Publications in the mainstream media, including The Telegraph and The Sun in the UK, fell for it and ran with the story. Portals in the US, China and Australia followed suit and all appeared well and legit, except for a heightened sense of suspicion.
It was only then that 2LE Media, the company behind the flop of an organisation, announced that the entire story was a hoax and Dan Richards was nothing more than a professional actor hired as part of the sham.
“Fame Daddy is not a real organisation. In fact it’s entirely made up, and is part of a satirical comedy/entertainment programme that we are producing for Channel 4,” they said in an emailed statement.
Kipp could only imagine the embarrassment that ITV and other major publications faced after having published this seemingly credible yet controversial story, and having to issue apologies to the audience they mislead. But, it does have a silver lining for both journalists and the general public.
There have been many global rumours that turned out to be hoaxes.
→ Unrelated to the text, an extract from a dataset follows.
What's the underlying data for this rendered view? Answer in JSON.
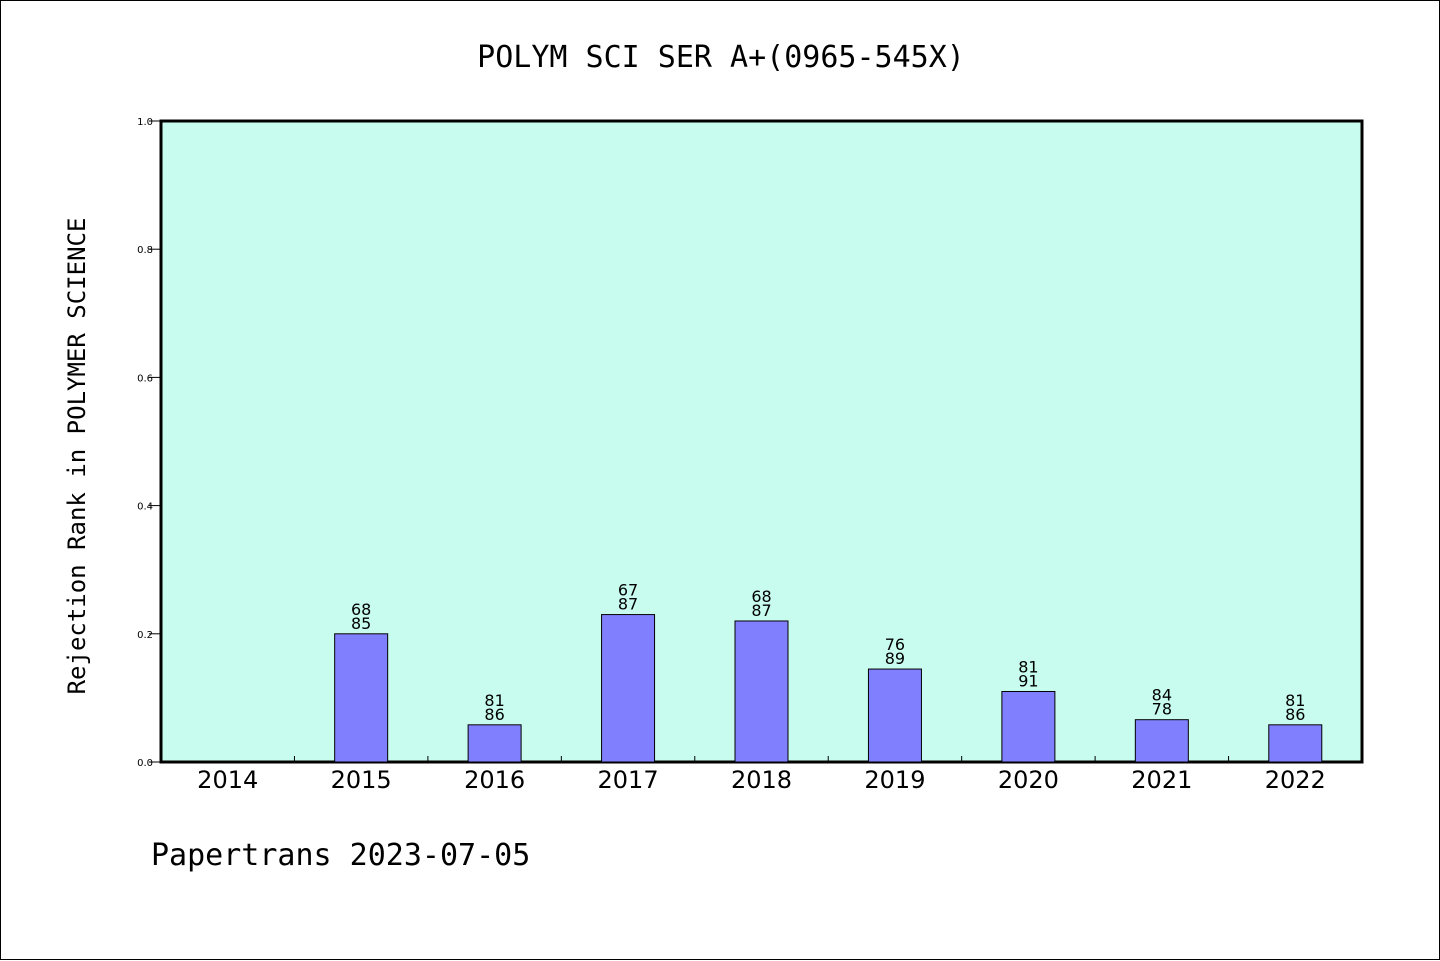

This habit of creating satirical news to either entertain or fool the public is not a new concept. Normally, it’s in good fun and nobody gets hurt. However, Kipp likes this particular one because the company actually had a message to send across. They had a motive and an important point to make. “There is a serious side to the programme in that it aims to highlight the sometimes detrimental impact of social media on our news culture.”